Three panels in Cappella di San Pio V (the 3rd on the right of the nave) depict miracles associated with Pope Pius V:

  1. The panel on the left wall is by Mattia Batini.  It depicts Pius V as he is about to kiss the feet of a crucifix that his enemies had covered in poison.  As he did moved forward, the feet of the crucifix detached themselves from the cross and eluded the proffered kiss, thereby saving his life.

  2. The panel on the altar is by Giuseppe Laudati.  It depicts Pius V placing dust from the site of the Circus of Nero into a handkerchief offered by his companion, the Polish ambassador.   When the ambassador later opened the cloth, the dust had been transformed into the blood of martyrs.

  3. The panel on the right wall is by Giacinto Boccanera.  It depicts Pius V appearing to a dying man.   [Is he appearing posthumously to the Emperor Maximilian II, who refused the Last Rites  on his deathbed in 1576 ??]
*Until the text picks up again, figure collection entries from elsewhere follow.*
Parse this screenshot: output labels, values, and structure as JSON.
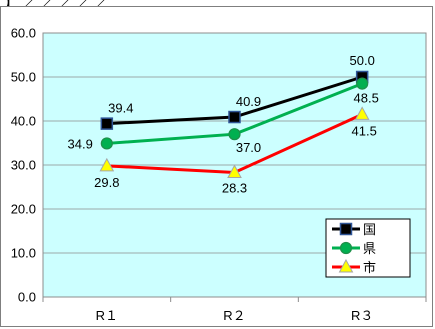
{
  "top_fragment": "】／／／／／　　　　　　　　　　　　　　　　　　　　／　／／　】",
  "chart_data": {
    "type": "line",
    "title": "",
    "xlabel": "",
    "ylabel": "",
    "categories": [
      "R１",
      "R２",
      "R３"
    ],
    "ylim": [
      0,
      60
    ],
    "yticks": [
      "0.0",
      "10.0",
      "20.0",
      "30.0",
      "40.0",
      "50.0",
      "60.0"
    ],
    "grid": true,
    "plot_background": "#ccffff",
    "legend_position": "bottom-right",
    "series": [
      {
        "name": "国",
        "values": [
          39.4,
          40.9,
          50.0
        ],
        "color": "#000000",
        "marker": "square",
        "marker_fill": "#000000",
        "marker_edge": "#2f5597",
        "labels": [
          "39.4",
          "40.9",
          "50.0"
        ]
      },
      {
        "name": "県",
        "values": [
          34.9,
          37.0,
          48.5
        ],
        "color": "#00b050",
        "marker": "circle",
        "marker_fill": "#00b050",
        "marker_edge": "#00b050",
        "labels": [
          "34.9",
          "37.0",
          "48.5"
        ]
      },
      {
        "name": "市",
        "values": [
          29.8,
          28.3,
          41.5
        ],
        "color": "#ff0000",
        "marker": "triangle",
        "marker_fill": "#ffff00",
        "marker_edge": "#a6a6a6",
        "labels": [
          "29.8",
          "28.3",
          "41.5"
        ]
      }
    ]
  }
}
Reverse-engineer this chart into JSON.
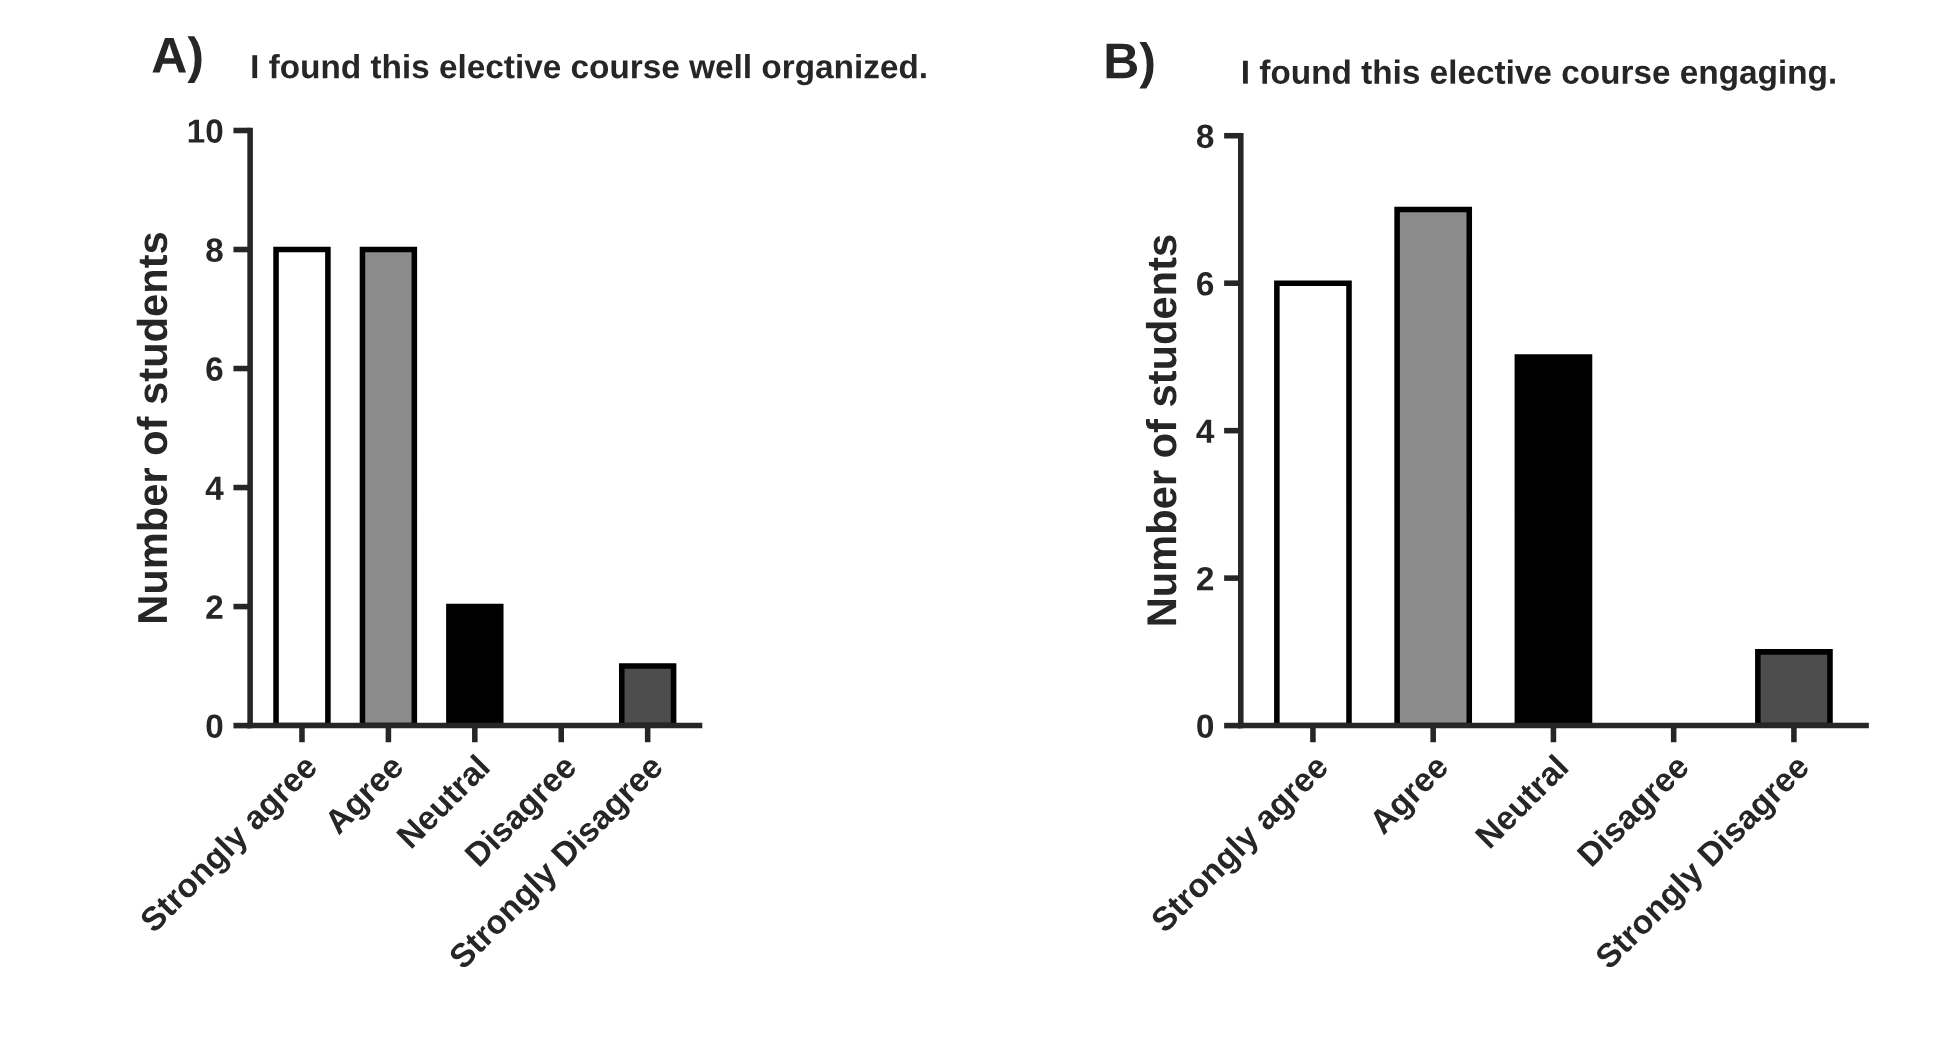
{
  "chart_data": [
    {
      "type": "bar",
      "title": "I found this elective course well organized.",
      "annotations": [
        "A)"
      ],
      "ylabel": "Number of students",
      "categories": [
        "Strongly agree",
        "Agree",
        "Neutral",
        "Disagree",
        "Strongly Disagree"
      ],
      "values": [
        8,
        8,
        2,
        0,
        1
      ],
      "colors": [
        "#ffffff",
        "#8c8c8c",
        "#000000",
        "#ffffff",
        "#4d4d4d"
      ],
      "ylim": [
        0,
        10
      ],
      "yticks": [
        0,
        2,
        4,
        6,
        8,
        10
      ],
      "grid": false,
      "legend": false
    },
    {
      "type": "bar",
      "title": "I found this elective course engaging.",
      "annotations": [
        "B)"
      ],
      "ylabel": "Number of students",
      "categories": [
        "Strongly agree",
        "Agree",
        "Neutral",
        "Disagree",
        "Strongly Disagree"
      ],
      "values": [
        6,
        7,
        5,
        0,
        1
      ],
      "colors": [
        "#ffffff",
        "#8c8c8c",
        "#000000",
        "#ffffff",
        "#4d4d4d"
      ],
      "ylim": [
        0,
        8
      ],
      "yticks": [
        0,
        2,
        4,
        6,
        8
      ],
      "grid": false,
      "legend": false
    }
  ]
}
Panels in Cappella di Santa Rosa da Lima (ca. 1730)

     

                                       Mystical marriage of                       Mystical marriage of

                                           St Rose of Lima                              St Catherine of Siena                            

Two panels in the Cappella di Santa Rosa da Lima (the 2nd on the right of the nave) are by Giuseppe Laudati:

  1. the mystical marriage of St Rose of Lima (on the altar); and

  2. the mystical marriage of St Catherine of Siena (on the right wall).

The painter of another panel of mystical marriage of St Rose of Lima on the left wall is unknown: it is dated by inscription to 1739, two years after the death of Giuseppe Laudati.

Blessed Colomba da Rieti (18th century)

This altarpiece in the Cappella della Beata Colomba (the 1st on the right of the nave) is a copy of another (ca. 1505) that is attributed to Giannicola di Paolo .  The original, which was painted soon after the death of the Blessed Colomba and was probably placed over the altar that housed her relics, was moved to the Galleria Nazionale in 1863 - (see the page “Art from the Complex”). 

The panel depicts the Blessed Colomba standing on a terrace set in a landscape.  She holds a dove, a rosary, a small wooden cross and a lily.  The hand of Jesus appears in the top right hand corner, offering her the Host.  The inscription along the bottom that identifies her seems to be a later addition.

Sacristy


The sacristy, which is reached by the door on the left of the back wall of the left transept, was rebuilt in 1726.

Madonna and Child with saints (17th century)

The altarpiece on the altar of the sacristy, which is attributed to Benedetto Bandiera, depicts the Madonna and Child in glory, with SS Catherine of Alexandria, Hyacinth and Charles Borromeo.





Frescoes (ca. 1726)

The frescoes in the vaults were commissioned from Mattia Batini.  They include this one at the centre, which depicts St Dominic in glory.